Agile Heavy Breathing
I honestly think that a lot of this “agile speak” has gotten too big for its britches. I’m seeing an interesting trend where management consultants who won’t work with small organizations are talking about scalable Agile. These people aren’t developers, probably never were, and are getting inside the build box and making things, well, krufty.
So what do developers do? Parallel process of course!
A parallel process happens when you are faced with an impossible reporting process usually called “Agile” that delivers zero value to your development effort. It’s for management only, and they think it helps but it doesn’t. You play the game, report in it — erstwhile the team has its actual process going on. maybe on a local kanban board, or in free instance of pivotal tracker or a spreadsheet. its the idea that management (at times, not always) can be an impediment but a developer, without power, can do nothing to remove it.
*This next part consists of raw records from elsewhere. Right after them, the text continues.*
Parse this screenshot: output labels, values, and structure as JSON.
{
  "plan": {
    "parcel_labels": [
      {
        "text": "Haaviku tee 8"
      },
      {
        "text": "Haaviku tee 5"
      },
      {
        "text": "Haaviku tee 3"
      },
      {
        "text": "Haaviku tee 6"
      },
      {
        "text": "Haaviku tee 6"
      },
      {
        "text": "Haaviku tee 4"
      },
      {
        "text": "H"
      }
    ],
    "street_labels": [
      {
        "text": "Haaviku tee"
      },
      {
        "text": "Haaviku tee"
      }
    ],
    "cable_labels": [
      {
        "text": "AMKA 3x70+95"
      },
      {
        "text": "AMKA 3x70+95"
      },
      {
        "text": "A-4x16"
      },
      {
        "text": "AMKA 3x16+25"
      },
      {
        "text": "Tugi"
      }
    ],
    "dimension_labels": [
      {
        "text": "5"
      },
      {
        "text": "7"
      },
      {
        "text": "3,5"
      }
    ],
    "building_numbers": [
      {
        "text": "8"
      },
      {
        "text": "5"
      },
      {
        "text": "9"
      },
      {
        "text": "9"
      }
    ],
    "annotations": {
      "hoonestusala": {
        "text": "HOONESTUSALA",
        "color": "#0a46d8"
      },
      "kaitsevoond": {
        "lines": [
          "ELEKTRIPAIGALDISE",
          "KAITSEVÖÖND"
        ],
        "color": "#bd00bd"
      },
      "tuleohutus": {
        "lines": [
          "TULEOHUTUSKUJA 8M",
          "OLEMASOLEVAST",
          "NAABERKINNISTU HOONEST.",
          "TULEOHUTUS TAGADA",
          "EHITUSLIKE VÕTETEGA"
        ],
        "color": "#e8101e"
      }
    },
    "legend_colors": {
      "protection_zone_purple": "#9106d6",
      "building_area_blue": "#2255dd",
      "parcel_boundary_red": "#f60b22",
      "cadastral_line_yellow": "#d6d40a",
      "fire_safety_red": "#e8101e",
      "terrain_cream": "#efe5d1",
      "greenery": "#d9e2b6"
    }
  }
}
I was pondering this today during a release. At the end of our successful release on four new sites (and a scary incident with an old CMS that likes to freak out) everyone started hanging up and people I DID NOT KNOW where on the phone had their names checked off by the automated phone meeting voice. We were being monitored by non-task people for status. Status. Such a strange notion, status.
It threw me back to this weird and uncool gig I had a few years back. We had scattered teams and were doing scrums with call-in numbers. Sometimes, we would hear weird heavy breathing and would say “Hello” and no one would answer! Later we found out the director and the PM’s would call in to monitor our scrums on our phone line, but we weren’t supposed to know.
Does ANYONE think that’s cool? Really? Well then you have a problem. Most of us developers spend a lot of time building trust, accountability and transparency. These aren’t qualities you take an online company CYA test for (i.e. compliance tests, data safety training etc.); they are internal things. To be treated like that is just disrespectful, if not humorous. It definitely doesn’t garner trust with management. And it has a severe impact on teams. When we gathered this info our reporting changed massively. Our scrums became — status — our reporting in Rally became — status. And we made another process for ourselves on the side.